The development of Fin-R1 involved an intricate process of data generation and model refinement. In the first stage, researchers created Fin-R1-Data through a combination of data distillation using DeepSeek-R1 and rigorous filtering via an LLM-as-judge methodology. This ensured the dataset's quality and relevance to real-world financial scenarios. Subsequently, during the model training phase, Fin-R1 was fine-tuned on Qwen2.5-7B-Instruct using SFT followed by GRPO to enhance its reasoning capabilities and output consistency. The integration of structured prompts and reward mechanisms further refined the model’s ability to handle complex financial tasks accurately and consistently.
Fin-R1 has demonstrated exceptional performance compared to other leading models in financial reasoning benchmarks. Despite its relatively small parameter size, it achieved an impressive average score of 75.2, placing second overall. Notably, it surpassed larger models, including DeepSeek-R1-Distill-Llama-70B, by 8.7 points.

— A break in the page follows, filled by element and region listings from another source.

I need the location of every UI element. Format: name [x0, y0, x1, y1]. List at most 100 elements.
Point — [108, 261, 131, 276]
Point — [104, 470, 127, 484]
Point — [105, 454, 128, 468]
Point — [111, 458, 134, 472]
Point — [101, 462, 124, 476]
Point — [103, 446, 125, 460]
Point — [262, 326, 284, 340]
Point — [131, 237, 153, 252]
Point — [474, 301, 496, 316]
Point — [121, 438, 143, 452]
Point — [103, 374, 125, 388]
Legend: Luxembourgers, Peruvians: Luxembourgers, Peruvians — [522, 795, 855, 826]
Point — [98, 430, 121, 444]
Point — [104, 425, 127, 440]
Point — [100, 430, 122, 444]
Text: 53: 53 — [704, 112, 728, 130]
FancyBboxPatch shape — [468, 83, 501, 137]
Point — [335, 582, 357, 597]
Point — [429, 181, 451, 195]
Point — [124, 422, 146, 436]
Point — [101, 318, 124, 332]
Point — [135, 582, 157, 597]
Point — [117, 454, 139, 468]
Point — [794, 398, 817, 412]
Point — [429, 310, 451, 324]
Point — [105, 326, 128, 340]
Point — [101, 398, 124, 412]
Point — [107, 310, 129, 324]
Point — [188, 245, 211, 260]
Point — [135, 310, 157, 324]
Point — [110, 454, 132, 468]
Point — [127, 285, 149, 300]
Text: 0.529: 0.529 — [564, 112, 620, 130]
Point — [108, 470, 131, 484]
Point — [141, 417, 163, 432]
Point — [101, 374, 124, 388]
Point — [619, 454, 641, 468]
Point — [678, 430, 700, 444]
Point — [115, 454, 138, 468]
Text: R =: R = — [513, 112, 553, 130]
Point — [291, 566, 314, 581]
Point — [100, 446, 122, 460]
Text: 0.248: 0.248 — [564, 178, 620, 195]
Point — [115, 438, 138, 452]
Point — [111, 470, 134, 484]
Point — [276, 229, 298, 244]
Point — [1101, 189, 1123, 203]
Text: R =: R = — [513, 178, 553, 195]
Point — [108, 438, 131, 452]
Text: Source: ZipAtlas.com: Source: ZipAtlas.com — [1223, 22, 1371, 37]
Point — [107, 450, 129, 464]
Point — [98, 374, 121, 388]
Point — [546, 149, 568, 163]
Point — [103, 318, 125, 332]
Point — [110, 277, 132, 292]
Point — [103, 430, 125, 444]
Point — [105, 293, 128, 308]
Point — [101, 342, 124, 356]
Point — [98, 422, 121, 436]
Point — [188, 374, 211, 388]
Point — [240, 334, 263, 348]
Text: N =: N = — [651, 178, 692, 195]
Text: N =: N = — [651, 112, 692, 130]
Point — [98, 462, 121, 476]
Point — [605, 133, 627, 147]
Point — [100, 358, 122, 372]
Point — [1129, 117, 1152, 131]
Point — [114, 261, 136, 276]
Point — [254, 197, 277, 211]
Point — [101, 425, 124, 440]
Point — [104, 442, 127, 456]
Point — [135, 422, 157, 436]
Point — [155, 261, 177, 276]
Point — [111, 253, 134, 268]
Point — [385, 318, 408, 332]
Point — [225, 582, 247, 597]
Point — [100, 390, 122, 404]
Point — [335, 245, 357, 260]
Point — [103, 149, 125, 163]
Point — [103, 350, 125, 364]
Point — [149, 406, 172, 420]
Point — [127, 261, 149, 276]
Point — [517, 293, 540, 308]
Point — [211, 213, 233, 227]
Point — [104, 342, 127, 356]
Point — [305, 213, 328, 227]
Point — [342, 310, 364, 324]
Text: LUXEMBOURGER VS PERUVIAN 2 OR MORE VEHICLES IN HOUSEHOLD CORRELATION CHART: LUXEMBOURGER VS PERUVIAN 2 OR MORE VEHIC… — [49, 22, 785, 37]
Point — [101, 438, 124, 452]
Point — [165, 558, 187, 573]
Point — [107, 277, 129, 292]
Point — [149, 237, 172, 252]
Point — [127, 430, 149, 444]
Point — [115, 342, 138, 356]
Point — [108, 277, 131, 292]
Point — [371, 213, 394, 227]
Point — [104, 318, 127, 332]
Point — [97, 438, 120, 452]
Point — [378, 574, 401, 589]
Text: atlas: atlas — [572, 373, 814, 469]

Its standout achievements in FinQA and ConvFinQA, with scores of 76.0 and 85.0 respectively, underscore its strength in cross-task generalization and financial reasoning precision.
A comprehensive evaluation of Fin-R1 against several state-of-the-art models revealed its superiority in handling diverse financial scenarios. The model excelled in benchmarks such as Ant_Finance, TFNS, and Finance-Instruct-500K, demonstrating its ability to adapt effectively to varying tasks. These results highlight the effectiveness of the two-stage training framework in enhancing both reasoning accuracy and standardization. Moreover, Fin-R1's compact design makes it a cost-efficient choice for practical deployment, opening new possibilities for fintech innovation while ensuring efficient and intelligent financial decision-making.